At its heart, baptism is a sign and seal of union with Jesus Christ. Rom 6.3 says we were ‘baptized into Jesus Christ’. When God saves someone he is joined to Jesus Christ. Just as Christ died and rose again, so in him we die and rise to new spiritual life.
Baptism is not a sign of our repentance or our personal commitment to Jesus Christ – it is a sign and seal of God’s commitment to us.
- Remember it in times of temptation
This is the use Paul especially makes of baptism in Rom 6.4. We were baptized into Jesus Christ – we were united to the Son of God in his death for sin. We died in him to sin and have been raised to new spiritual life. That abusive, destructive marriage between us and sin is now finished – not because we got a divorce or a separation order, but because we died to sin. Baptism is a sign and seal of that thrilling reality.
We need to remember this especially at times of temptation. When the old master comes callling us back and promising all kinds of pleasures and satisfaction we need to remember our baptism and say, ‘No – I have been baptized into Jesus Christ. I died to sin in him. I have been raised to life in Jesus Christ – I don’t have to give in to temptation. I belong to God the Father, Son and Spirit.’ This is what Martin Luther used to do when he was tempted – he would grab a piece of chalk and scrawl the words ‘baptizatus sum’ on his desk – ‘I have been baptized.’
- Cultivate the Unity of the Church
This is Paul’s point in 1 Cor 12.12-13. We have all been baptized into one body. We are not just united to Jesus Christ when we become Christians – we are also united to everyone else who is united to him.
So we make good use of our baptism by working hard to preserve and cultivate the unity of the church. Whatever different shades of belief or temperament there may be among us, we were all baptized into one body. We all belong to Christ and so we all belong to one another.

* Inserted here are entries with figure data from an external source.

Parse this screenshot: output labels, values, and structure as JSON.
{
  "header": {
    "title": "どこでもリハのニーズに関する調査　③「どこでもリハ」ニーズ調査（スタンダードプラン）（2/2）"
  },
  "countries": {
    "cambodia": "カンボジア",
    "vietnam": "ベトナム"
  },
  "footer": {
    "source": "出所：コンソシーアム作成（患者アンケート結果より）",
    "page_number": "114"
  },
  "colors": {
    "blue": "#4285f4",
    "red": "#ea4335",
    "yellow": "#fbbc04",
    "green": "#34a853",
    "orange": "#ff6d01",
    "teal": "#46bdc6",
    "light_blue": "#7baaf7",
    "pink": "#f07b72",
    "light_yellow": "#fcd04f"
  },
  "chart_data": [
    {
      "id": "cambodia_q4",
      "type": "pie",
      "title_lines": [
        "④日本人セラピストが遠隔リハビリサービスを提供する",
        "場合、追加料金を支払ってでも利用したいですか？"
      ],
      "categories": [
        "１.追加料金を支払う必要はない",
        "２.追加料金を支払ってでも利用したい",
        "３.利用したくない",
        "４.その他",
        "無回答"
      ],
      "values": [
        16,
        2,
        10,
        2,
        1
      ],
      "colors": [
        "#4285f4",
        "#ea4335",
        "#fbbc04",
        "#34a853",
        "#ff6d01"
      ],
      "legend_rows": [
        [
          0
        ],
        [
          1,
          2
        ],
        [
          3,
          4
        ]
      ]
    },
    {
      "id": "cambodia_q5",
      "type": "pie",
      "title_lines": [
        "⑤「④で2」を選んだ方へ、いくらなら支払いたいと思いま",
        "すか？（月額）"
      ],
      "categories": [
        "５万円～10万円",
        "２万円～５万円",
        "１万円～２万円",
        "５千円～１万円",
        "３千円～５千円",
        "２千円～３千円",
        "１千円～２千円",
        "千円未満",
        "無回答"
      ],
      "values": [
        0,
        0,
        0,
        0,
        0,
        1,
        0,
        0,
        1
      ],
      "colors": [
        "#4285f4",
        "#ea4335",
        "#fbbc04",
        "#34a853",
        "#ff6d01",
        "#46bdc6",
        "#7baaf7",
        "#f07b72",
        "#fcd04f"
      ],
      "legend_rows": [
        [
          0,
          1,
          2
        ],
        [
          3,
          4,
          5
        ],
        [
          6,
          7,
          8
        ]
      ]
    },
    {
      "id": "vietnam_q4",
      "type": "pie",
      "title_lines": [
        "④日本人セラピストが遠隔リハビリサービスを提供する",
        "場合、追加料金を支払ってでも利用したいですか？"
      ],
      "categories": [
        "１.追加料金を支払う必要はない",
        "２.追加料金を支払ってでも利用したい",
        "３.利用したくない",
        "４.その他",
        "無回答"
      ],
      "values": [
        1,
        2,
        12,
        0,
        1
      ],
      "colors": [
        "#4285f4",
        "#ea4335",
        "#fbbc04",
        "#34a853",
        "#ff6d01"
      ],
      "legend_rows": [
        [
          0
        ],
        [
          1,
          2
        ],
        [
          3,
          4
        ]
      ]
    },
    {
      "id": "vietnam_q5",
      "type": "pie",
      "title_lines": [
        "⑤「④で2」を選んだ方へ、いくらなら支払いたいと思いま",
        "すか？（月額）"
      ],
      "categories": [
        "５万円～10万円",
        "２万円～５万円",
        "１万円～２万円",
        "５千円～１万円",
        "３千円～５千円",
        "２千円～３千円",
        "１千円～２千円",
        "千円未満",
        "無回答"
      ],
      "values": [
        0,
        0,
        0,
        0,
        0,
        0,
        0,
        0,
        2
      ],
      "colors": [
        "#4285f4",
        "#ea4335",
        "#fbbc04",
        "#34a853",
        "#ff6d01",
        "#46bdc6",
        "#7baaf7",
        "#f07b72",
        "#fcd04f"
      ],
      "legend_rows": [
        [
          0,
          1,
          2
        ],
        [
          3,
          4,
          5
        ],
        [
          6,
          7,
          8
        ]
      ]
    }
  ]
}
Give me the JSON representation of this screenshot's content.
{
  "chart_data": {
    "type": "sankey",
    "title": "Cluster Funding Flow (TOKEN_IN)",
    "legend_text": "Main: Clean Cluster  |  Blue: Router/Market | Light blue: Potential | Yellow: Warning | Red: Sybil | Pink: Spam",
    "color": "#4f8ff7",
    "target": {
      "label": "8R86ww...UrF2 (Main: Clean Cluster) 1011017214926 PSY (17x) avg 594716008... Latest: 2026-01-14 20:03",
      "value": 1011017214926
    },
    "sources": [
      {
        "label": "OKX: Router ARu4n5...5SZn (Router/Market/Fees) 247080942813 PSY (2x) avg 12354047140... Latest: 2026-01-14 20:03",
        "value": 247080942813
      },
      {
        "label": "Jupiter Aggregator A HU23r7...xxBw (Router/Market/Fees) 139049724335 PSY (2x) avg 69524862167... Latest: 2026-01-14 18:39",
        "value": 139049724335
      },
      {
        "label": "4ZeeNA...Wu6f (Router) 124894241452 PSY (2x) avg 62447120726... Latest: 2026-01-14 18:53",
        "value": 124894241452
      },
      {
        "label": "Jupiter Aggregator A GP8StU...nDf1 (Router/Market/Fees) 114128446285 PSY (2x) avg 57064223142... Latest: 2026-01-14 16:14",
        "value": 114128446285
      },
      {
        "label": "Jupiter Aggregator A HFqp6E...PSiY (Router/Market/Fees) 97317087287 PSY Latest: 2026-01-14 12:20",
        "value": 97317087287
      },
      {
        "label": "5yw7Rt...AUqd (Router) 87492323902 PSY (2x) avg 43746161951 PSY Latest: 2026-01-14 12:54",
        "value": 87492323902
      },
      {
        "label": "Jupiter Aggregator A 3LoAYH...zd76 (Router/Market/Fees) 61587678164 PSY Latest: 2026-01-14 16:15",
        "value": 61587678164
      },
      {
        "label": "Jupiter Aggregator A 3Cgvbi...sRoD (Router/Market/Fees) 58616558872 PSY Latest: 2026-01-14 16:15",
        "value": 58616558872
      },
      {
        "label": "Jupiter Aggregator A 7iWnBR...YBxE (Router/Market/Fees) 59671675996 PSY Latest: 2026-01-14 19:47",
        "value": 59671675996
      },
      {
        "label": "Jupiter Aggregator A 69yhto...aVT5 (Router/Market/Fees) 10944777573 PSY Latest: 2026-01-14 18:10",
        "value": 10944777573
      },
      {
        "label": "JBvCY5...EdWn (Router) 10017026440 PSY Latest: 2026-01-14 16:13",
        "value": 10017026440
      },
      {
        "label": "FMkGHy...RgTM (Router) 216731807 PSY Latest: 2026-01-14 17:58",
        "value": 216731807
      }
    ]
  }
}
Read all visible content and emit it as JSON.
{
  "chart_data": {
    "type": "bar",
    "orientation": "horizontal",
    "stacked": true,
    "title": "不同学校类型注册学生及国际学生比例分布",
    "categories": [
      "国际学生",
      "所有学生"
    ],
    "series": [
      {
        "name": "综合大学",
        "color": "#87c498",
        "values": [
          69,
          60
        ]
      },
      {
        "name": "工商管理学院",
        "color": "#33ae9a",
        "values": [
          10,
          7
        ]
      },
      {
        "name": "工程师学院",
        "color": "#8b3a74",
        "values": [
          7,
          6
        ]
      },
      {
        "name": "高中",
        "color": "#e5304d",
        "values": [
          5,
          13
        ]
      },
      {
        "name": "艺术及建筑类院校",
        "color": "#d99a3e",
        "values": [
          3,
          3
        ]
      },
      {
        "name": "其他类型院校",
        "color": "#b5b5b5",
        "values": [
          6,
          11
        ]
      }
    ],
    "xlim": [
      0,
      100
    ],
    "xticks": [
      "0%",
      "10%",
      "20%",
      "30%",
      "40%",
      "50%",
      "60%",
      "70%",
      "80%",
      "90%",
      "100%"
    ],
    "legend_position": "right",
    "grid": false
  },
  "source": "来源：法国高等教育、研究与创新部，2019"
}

- So there is no place for quarrelling with other Christians, or bearing grudges for weeks or months or even years on end.
- So we should pursue biblical catholicity. We should ask ourselves regularly how we can foster closer ties with other Christians baptized in same Spirit into same body, even if they don’t belong to our particular group.
- So we should strive to be peacemakers whenever we have opportunity.
As Luther put it in his Large Catechism: ‘Every Christian has enough to learn and to practise all his life in regard to baptism… There is no greater jewel than baptism for adorning our body and soul, for through it we become perfectly holy and are completely saved.’